“Have you forgotten?” she scoffs.
“I’m heading off tomorrow to cover the San-Fran film festival. You did book my flights I hope?” she says sharply, glaring at me until I remember.
“Yes, yes of course I did.”
I’d totally forgotten, but this Barbie witch boss from hell really is going away for three whole days. I arranged it all for her weeks ago, I’m surprised it slipped my mind but this morning has been rather distracting, to say the least.
“Write up a storyline following this contest,” she says dryly, narrowing her eyes again. Deep in thought this time. “It’ll give me plenty of breathing space before you have to write up the film festival.”
“Push the day with Jack contest details on social media, the website too, like the PR wants. We don’t want to be seen to be always trying to knife the great Jack Mercury in the back, he has his fans too apparently and some of them can actually read. This could be Jack’s saving grace, a feel-good story for a change,” she informs me.
But this doesn’t sound right.

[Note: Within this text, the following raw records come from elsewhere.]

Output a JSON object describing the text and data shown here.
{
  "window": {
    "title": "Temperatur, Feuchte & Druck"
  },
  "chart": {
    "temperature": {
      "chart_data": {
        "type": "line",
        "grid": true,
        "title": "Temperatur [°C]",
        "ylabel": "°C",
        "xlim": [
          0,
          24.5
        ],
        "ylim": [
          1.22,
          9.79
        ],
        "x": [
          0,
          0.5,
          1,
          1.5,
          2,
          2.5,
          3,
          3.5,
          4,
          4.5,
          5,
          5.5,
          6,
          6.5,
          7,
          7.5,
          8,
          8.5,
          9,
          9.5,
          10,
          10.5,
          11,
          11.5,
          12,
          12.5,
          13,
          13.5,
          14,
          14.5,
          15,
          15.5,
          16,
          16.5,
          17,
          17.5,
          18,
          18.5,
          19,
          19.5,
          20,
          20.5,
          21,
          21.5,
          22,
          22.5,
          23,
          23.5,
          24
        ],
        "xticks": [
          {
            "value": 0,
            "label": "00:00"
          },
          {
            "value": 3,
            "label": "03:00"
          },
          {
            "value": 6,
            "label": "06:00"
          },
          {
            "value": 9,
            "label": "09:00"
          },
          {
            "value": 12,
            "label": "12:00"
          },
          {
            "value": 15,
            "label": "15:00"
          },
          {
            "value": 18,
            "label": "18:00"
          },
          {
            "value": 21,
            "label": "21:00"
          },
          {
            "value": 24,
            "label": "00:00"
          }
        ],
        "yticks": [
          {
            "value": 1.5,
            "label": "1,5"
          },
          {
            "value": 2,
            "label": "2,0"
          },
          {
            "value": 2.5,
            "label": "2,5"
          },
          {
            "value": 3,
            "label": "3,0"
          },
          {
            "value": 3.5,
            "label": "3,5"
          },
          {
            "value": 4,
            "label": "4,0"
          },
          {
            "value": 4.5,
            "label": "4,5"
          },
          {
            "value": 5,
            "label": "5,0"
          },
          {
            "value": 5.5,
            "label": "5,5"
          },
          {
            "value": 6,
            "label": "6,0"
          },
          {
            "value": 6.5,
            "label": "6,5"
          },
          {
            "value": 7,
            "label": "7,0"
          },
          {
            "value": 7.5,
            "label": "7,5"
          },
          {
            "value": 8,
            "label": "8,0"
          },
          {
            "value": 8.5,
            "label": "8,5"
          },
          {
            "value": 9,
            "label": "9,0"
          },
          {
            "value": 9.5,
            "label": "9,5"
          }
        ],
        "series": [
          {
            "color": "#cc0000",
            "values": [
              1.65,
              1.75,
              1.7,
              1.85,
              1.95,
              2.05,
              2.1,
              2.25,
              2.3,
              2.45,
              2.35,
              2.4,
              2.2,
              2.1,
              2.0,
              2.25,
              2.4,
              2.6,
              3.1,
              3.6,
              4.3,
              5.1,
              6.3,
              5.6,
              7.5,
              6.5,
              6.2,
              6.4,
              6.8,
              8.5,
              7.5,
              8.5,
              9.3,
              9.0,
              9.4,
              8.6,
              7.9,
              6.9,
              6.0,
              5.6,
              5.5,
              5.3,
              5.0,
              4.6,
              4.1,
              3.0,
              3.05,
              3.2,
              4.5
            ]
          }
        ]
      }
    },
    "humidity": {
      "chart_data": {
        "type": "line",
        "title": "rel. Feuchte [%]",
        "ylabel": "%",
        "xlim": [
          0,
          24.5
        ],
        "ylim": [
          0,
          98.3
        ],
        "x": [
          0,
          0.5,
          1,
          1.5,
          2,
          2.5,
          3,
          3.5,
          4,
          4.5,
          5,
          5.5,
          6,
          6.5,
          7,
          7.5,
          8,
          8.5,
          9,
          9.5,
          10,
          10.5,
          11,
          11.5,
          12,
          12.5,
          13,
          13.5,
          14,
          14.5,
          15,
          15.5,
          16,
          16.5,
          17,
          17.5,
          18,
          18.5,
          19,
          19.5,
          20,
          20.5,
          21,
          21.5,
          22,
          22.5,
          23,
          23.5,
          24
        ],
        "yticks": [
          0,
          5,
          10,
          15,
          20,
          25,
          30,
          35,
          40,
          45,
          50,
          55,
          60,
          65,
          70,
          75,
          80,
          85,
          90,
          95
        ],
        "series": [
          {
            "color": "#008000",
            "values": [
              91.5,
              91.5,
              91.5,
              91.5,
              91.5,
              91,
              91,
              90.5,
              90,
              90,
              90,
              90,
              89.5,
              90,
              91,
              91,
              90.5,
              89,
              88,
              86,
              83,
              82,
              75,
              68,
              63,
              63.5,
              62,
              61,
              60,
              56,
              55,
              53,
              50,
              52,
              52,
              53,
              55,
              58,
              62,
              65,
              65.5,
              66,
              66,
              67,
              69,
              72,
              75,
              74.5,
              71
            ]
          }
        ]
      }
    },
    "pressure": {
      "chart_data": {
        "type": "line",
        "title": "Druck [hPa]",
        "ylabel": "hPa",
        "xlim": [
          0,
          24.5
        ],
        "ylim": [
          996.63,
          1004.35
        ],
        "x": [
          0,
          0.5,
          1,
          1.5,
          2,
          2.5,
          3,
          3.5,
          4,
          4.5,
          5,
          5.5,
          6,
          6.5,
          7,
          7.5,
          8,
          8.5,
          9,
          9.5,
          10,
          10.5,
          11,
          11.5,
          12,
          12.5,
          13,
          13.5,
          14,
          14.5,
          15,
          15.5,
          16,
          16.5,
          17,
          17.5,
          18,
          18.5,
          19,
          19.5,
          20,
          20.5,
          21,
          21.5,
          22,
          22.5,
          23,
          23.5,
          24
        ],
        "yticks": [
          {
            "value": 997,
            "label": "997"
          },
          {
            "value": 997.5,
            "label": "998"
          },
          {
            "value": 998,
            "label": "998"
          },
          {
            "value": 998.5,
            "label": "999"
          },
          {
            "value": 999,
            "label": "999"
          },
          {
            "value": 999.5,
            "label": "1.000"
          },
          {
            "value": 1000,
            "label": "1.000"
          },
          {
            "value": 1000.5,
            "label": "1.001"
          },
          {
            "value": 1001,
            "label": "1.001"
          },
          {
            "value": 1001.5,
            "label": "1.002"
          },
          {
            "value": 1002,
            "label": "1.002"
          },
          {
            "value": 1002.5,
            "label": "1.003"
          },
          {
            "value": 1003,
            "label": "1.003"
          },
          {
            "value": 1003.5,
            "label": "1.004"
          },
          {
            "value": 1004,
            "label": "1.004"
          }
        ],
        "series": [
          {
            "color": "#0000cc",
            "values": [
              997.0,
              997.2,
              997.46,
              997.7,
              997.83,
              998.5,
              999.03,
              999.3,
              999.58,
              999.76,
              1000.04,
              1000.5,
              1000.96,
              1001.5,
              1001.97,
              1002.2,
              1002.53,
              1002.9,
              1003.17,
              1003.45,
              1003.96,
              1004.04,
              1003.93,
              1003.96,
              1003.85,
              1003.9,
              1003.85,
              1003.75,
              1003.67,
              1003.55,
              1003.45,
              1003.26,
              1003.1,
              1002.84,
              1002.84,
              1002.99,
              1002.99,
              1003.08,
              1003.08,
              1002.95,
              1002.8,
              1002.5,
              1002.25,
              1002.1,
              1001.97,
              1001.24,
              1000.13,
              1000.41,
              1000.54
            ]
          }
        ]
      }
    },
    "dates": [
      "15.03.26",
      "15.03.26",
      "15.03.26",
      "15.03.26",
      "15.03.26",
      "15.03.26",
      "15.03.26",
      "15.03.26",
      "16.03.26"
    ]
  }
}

This isn’t the Naomi who makes me dig up or plain old make stuff up about celebrities before running it past the editors, who run it by the lawyers who calculate the risk of settlement versus the sales in copy and the potential publicity for the paper.
“You want me to follow through on this?” I hear myself asking, trying hard not to smile as she raises her voice impatiently.
“What did I just say? Yes! I want you to follow through on this. CC me everything before anyone else and for fuck’s sake, Fanning don’t you dare screw anything up while I’m gone,” she adds threateningly.
“No, Naomi. I won’t.” I promise, crossing my fingers behind my back and somehow managing to hide my glee until her skinny rake back is turned and I’m alone with Jack again.
With a color copy of his photographs anyway.
Naomi leaves for lunch early, leaving me to my own devices and only calling in the late afternoon to tell me she’s got a headache so won’t be back in today after all.
How convenient, early minute and a three day paid holiday.
That’s the kind of journalism I thought I’d signed up for, but it turns out I’ve got a long way to go in this business before I can get paid holidays or even an early minute.
I tell her everything she wants to hear and forward her the ticket information after confirming her flights and accommodation.
I daren’t leave before time just in case she’s lurking someplace else, trying to catch me out again but something tells me she’s not the only one getting a free holiday.
The thought of three days without her in my life is enough to make me relax for the first time in a long time.
Nobody else in the office even registers my existence, and I have the run of Naomi’s little corner while she’s away.
Publishing the contest details to her social media accounts is simple enough, like everything else with her name on it it’s me who actually does the work.
Once that’s done I figure I’ve got nothing left to lose, and even though it’s against office policy, I use the work phone to dial in my own entry into the contest.
Why the hell not? I’m not gonna miss the chance to meet Jack Mercury in the flesh.
Just one entry won’t hurt.
The call cost is $4.95 though.
Hmmm. Hope nobody really checks the office phone accounts.
One teensy little contest entry, then I’m done.
Promise.
143 office phone contest call entries later…
I’ll pay them back, every cent.
Ah Jesus, what have I done? What am I gonna do?
This is the end of me.
If they find out.
But who else could it have been? Naomi’s away and I’m the only one here the whole time.
Crap!
I should be typing my resignation. Maybe even trying to leave town before someone finds out what I’ve done.
But the office is strangely quiet when I leave, and as per usual nobody even looks up when I walk by.
But there’s something else.
A new kind of feeling inside me as I make my way home, back to my tiny one room apartment.
I feel like 143 is the new magic number, that somehow, and I really don’t know exactly how but everything’s gonna be alright.
It’s leftover takeout and a quart of peppermint chocolate chip ice cream for dinner. Curled up in front of my big screen TV with my favorite Jack Mercury movie playing, I eventually kiss his printed photos goodnight before falling into the first real deep and carefree sleep I’ve had in ages.
Not even worried about being late for work tomorrow or any other day after that, I dream that Jack Mercury himself is here, and everything that usually bugs like Naomi, my crappy job, and even crapper apartment just seem to melt away once I look into his penetrating dark eyes.